The dog they are fighting over has been sleeping since the 1980s, when the minimum financial standard was set by the FMCSA as part of an effort to deregulate oversight of transportation companies.
The sleeping dog was awakened through a provision in a 2012 transportation law that the FMCSA conduct a study examining minimum insurance requirements for motor carriers and report back to Congress.
The FMCSA said in its report, released in April, that while catastrophic motor-carrier crashes are rare, the costs for resulting severe and critical injuries can far exceed current minimum liability requirements.
“In conclusion, FMCSA has determined that the current financial responsibility minimums are inadequate to fully cover the costs of some crashes in light of increased medical costs and revised value of statistical life estimates,” the report says.
Following the June 10 vote, Burton LeBlanc, president of the American Association for Justice, which represents plaintiff lawyers, said the mandate has remained unchanged since the 1980s despite truck crashes often costing over $4.3 million per crash.
“Injured motorists, taxpayers, and health insurers are left to pay the difference,” LeBlanc says.
“Raising minimum insurance requirements— and adjusting them for ination in the future—would restore a key economic incentive to motivate the truck and bus industry to focus on improving safety,” he added.

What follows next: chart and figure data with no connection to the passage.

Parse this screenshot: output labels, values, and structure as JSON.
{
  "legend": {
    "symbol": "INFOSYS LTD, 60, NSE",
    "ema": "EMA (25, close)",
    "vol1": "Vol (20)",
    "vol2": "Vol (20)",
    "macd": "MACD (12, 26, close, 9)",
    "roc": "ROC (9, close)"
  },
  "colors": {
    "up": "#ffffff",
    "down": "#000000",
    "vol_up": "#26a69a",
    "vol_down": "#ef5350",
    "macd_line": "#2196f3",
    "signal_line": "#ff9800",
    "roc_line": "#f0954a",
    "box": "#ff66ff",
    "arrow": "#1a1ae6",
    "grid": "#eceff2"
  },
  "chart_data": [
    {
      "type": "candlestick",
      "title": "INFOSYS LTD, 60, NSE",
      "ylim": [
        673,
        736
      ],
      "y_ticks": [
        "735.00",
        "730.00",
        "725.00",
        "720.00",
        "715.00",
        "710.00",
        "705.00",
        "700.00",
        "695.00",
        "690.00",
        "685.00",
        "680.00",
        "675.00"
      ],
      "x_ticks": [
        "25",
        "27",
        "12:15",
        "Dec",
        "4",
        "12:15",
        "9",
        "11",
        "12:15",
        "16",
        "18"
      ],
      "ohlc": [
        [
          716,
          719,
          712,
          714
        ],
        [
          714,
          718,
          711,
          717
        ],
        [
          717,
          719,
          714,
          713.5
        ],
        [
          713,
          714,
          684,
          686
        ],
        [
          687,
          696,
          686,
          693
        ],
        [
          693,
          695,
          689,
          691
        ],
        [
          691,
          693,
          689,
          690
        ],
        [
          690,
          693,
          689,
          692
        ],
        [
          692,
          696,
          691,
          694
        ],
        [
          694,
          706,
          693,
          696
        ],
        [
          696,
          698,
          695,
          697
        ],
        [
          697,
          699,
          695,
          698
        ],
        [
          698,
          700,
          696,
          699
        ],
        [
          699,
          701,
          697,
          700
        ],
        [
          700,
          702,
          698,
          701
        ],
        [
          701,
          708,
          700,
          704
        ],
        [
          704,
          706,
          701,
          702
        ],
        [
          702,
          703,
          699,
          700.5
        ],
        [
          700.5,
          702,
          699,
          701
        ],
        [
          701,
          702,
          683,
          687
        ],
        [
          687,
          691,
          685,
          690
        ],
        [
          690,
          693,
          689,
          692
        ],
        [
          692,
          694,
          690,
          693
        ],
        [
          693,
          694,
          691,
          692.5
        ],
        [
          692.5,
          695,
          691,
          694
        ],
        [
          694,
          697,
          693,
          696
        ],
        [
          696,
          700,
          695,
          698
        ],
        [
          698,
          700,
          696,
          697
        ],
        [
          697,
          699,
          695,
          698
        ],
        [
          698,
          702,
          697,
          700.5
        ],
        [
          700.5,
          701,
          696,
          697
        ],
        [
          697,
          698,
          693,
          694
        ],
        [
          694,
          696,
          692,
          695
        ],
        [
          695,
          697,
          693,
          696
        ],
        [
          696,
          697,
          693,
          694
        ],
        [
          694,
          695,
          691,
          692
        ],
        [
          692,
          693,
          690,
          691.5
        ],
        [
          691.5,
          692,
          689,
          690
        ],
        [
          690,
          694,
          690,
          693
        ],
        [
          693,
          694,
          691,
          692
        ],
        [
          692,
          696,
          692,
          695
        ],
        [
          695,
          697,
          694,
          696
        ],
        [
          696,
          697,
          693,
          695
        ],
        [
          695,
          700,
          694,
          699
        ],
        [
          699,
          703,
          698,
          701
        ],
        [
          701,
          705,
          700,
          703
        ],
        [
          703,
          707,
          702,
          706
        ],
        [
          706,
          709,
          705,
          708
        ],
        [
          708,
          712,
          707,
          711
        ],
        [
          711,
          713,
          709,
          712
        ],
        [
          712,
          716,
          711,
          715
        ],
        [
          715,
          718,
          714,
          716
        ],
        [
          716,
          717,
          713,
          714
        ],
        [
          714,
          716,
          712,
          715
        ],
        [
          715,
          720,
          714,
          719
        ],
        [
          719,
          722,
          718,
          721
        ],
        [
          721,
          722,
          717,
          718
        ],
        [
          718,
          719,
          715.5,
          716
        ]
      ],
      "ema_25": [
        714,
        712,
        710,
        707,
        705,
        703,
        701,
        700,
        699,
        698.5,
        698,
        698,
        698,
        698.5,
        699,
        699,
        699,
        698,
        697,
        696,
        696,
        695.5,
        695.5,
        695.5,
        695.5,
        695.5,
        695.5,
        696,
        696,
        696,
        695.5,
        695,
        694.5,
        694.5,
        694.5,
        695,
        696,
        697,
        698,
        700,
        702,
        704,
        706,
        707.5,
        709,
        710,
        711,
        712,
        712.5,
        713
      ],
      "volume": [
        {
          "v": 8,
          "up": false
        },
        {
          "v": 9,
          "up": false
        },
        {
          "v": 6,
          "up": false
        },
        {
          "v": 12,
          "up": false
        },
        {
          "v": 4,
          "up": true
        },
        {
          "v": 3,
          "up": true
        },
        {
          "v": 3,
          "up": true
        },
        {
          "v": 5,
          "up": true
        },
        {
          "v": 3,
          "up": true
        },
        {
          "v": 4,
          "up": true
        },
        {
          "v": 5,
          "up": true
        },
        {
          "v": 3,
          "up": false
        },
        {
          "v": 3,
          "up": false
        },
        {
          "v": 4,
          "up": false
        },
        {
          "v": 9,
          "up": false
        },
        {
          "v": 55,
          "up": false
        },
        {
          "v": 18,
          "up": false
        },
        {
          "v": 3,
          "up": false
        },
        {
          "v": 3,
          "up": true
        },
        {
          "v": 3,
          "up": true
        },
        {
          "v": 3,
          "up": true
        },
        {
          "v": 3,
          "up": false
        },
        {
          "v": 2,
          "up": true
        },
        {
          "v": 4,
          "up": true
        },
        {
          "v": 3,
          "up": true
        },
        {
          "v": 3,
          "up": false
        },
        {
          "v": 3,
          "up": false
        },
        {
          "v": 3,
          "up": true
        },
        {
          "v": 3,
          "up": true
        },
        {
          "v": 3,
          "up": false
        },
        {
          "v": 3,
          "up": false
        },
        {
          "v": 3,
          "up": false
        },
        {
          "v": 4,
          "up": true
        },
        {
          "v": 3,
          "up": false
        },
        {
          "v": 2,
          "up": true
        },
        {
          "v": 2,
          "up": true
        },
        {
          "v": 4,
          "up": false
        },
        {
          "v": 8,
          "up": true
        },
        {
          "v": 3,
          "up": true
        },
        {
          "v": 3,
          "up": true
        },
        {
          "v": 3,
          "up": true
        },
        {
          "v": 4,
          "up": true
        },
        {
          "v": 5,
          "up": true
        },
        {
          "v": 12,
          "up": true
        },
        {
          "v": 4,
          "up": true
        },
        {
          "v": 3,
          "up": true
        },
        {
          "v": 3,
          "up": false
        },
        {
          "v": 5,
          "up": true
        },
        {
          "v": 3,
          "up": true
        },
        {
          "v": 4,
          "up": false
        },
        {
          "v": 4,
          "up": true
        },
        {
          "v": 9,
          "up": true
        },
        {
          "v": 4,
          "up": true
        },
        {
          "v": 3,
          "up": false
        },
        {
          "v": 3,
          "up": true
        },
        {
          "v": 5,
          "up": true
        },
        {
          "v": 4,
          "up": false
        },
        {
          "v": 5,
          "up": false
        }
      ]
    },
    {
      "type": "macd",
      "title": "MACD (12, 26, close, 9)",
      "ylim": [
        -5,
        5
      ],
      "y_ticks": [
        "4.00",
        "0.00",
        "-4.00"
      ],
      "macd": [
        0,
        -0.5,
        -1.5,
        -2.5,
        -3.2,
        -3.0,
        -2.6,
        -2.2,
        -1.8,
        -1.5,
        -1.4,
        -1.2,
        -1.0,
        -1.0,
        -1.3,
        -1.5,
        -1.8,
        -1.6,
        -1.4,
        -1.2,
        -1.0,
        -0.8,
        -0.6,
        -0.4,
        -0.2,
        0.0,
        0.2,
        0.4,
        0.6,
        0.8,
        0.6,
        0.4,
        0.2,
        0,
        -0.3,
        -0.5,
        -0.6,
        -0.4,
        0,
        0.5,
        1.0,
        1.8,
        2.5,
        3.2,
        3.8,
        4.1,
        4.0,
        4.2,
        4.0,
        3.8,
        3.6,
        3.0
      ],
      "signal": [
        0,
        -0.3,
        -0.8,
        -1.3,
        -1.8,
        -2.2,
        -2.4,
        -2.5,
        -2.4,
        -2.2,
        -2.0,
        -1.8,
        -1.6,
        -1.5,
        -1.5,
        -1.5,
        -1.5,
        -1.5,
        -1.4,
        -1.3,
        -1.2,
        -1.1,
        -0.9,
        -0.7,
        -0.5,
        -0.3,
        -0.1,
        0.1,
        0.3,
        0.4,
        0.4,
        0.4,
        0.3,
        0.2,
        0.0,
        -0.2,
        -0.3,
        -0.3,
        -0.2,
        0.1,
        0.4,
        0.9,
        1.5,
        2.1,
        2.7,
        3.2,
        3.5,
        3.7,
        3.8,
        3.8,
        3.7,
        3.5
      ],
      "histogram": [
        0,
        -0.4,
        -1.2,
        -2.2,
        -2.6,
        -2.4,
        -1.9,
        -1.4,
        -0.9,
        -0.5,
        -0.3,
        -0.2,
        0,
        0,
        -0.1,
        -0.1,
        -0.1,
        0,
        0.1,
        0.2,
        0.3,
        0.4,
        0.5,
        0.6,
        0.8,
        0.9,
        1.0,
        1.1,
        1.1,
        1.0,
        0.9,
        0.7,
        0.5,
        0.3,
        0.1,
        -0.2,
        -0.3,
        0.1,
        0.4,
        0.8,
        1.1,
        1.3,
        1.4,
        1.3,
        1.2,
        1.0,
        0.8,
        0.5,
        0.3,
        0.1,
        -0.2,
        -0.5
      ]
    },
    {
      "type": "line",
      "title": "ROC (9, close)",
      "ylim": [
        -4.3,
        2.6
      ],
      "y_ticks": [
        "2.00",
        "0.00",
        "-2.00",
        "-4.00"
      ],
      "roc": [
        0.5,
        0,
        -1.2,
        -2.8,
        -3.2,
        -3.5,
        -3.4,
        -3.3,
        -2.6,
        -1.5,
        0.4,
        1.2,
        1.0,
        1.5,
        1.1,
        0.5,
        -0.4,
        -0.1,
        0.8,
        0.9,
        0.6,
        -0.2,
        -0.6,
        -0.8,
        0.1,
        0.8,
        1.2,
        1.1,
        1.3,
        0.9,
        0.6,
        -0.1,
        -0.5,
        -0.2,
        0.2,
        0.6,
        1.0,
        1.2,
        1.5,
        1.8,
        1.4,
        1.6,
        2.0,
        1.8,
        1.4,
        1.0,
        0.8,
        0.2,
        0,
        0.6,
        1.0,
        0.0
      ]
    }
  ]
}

Daines said on the House floor that FMCSA's plan for higher liability coverage will be proposed despite the fact that the Department of Transportation has determined that less than 0.2% of truck-involved accidents have property and injury damages that exceed the current minimum liability coverage requirements.
Daines argued, “Current proposals regarding the insurance increase call for minimum levels to go up by more than 500%, and this would lead to a significant reduction in insurance availability for motor carriers, especially small businesses. The bottom line is this: the trial lawyers win, the small businesses lose.”

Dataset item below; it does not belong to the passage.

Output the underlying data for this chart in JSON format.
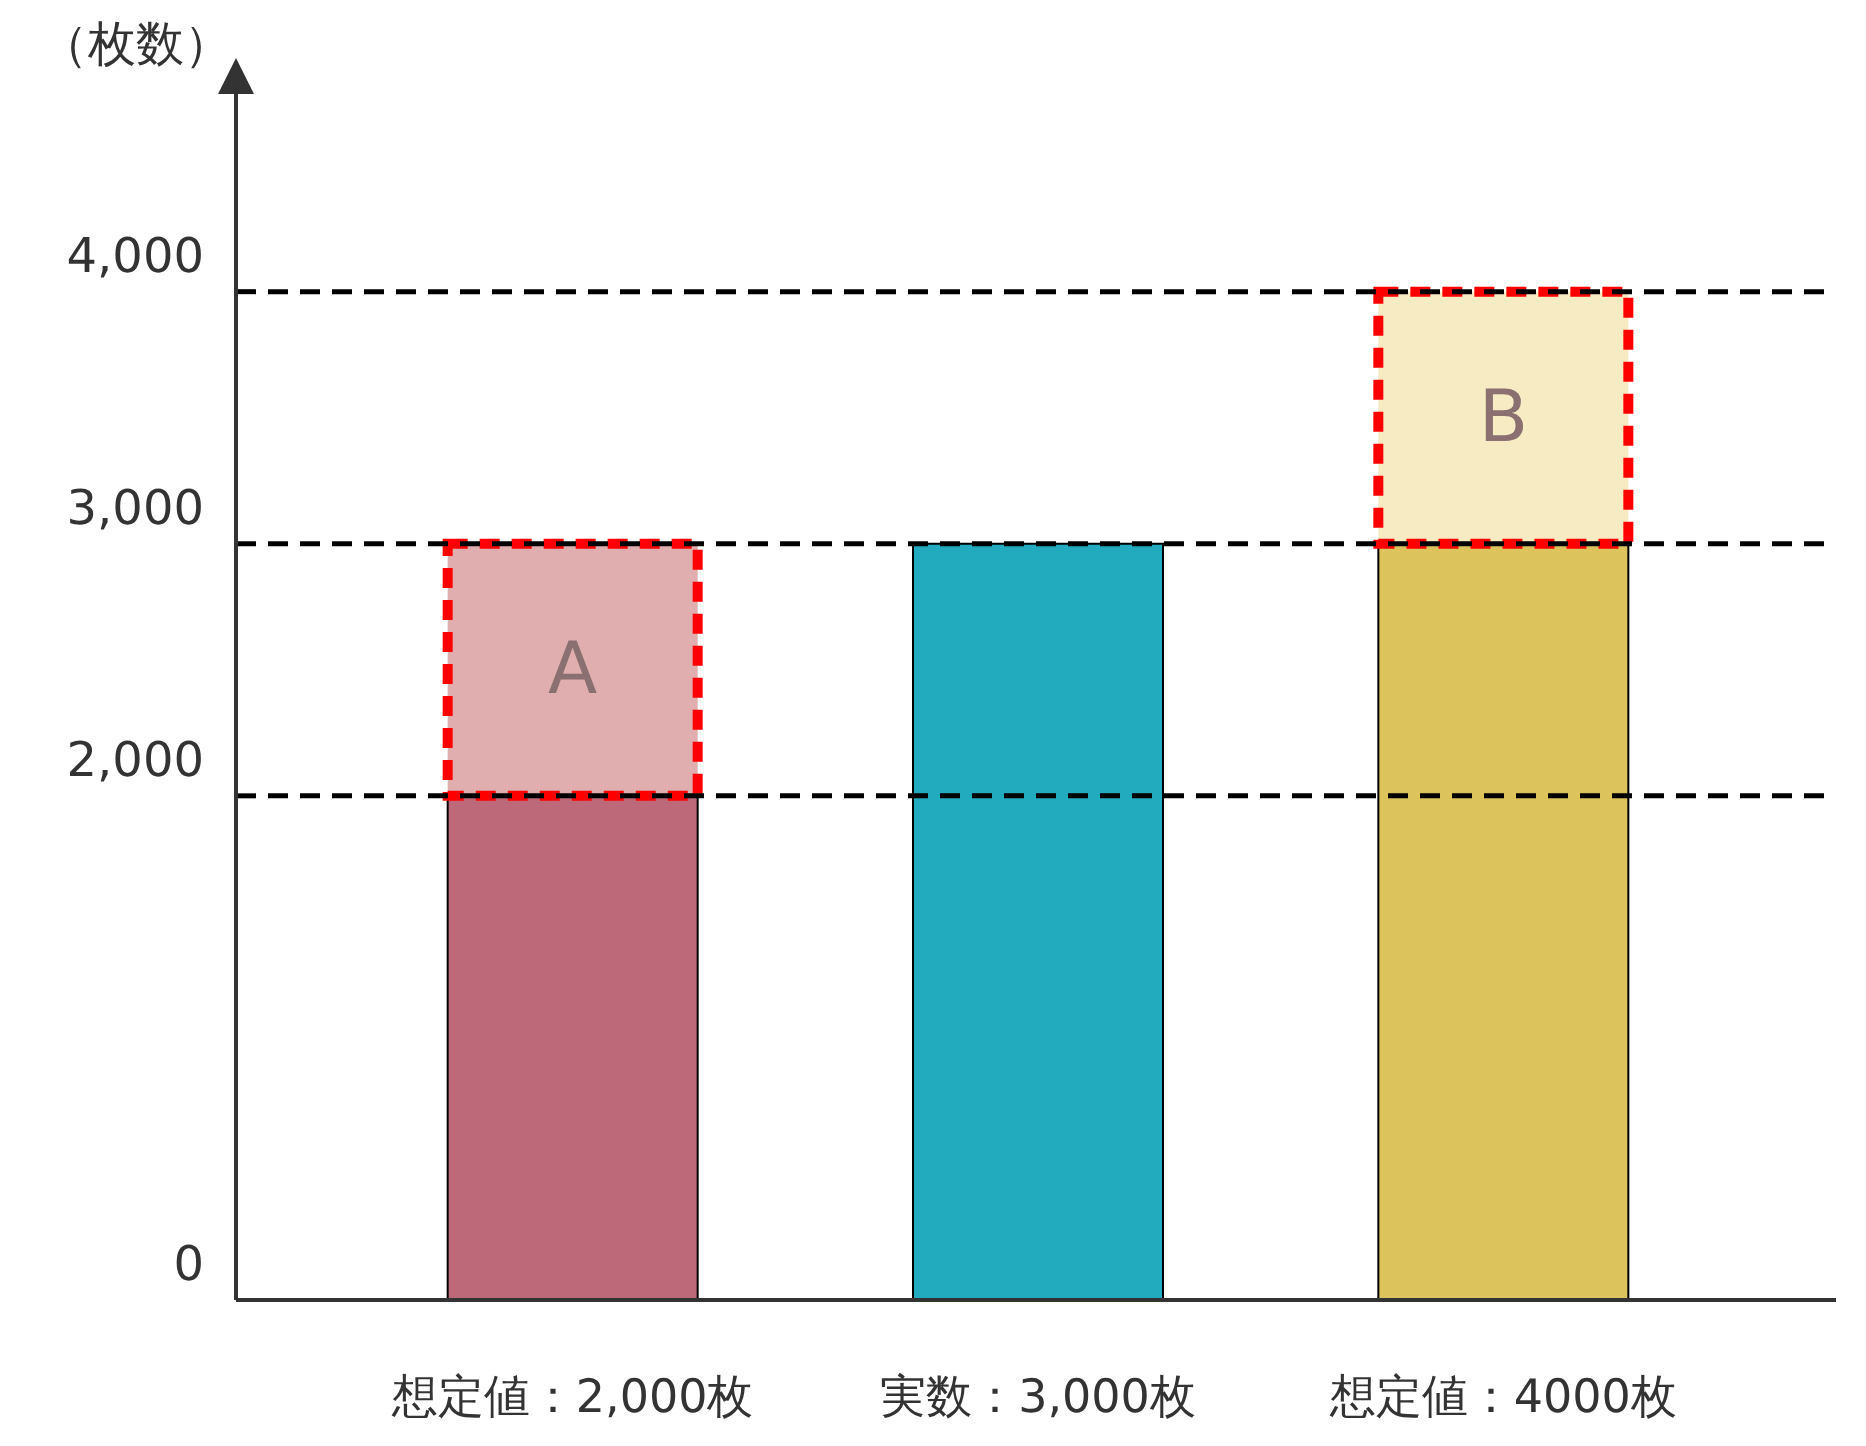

Daines contended premiums could increase by more than four times the current levels, up to $20,000 per truck, and that more than 40% of currently operating motor carriers could go out of business due to these new requirements.
“There is no evidence supporting higher insurance requirements that would result in improved safety,” Daines said. “Increasing minimum insurance levels is not the best way to meet the needs of catastrophic accident victims.”
Cartwright called the Daines amendment “a threat to the safety of Americans on the roadway,” and “counter to the goal we all share to protecting and preserving Social Security and Medicare, two vital safety-net programs in this country.”
Above all, Cartwright said, “it destroys accountability in the safety rules in the trucking industry.”
Insurance-industry groups declined comment. David Golden, senior director of commercial lines for the Property Casualty Insurers Association of America, said PCI would withhold comment until the rule is actually proposed by FMCSA.
An industry executive with knowledge of the transportation industry recently spoke to PC360 (see related story) about the impact the FMCSA proposal would have on motor carriers of passengers, which was also examined in the April report. Raising the minimum limits—currently $5 million for 16 or more passengers and $1.5 million for 15 or fewer passengers—would result in higher rates, but over time, perhaps three or four years as claims develop, he said.
The executive highlighted the potential impact of “limits pull,” where settlement values are inherently pulled up as available limits increase.
Steve Weisbart, chief economist at the Insurance Information Institute, said a potential factor that could combat the rising cost of claims is the possibility that higher premiums will “provoke a little more interest on the part of motor carriers to identify issues that lead to accidents.”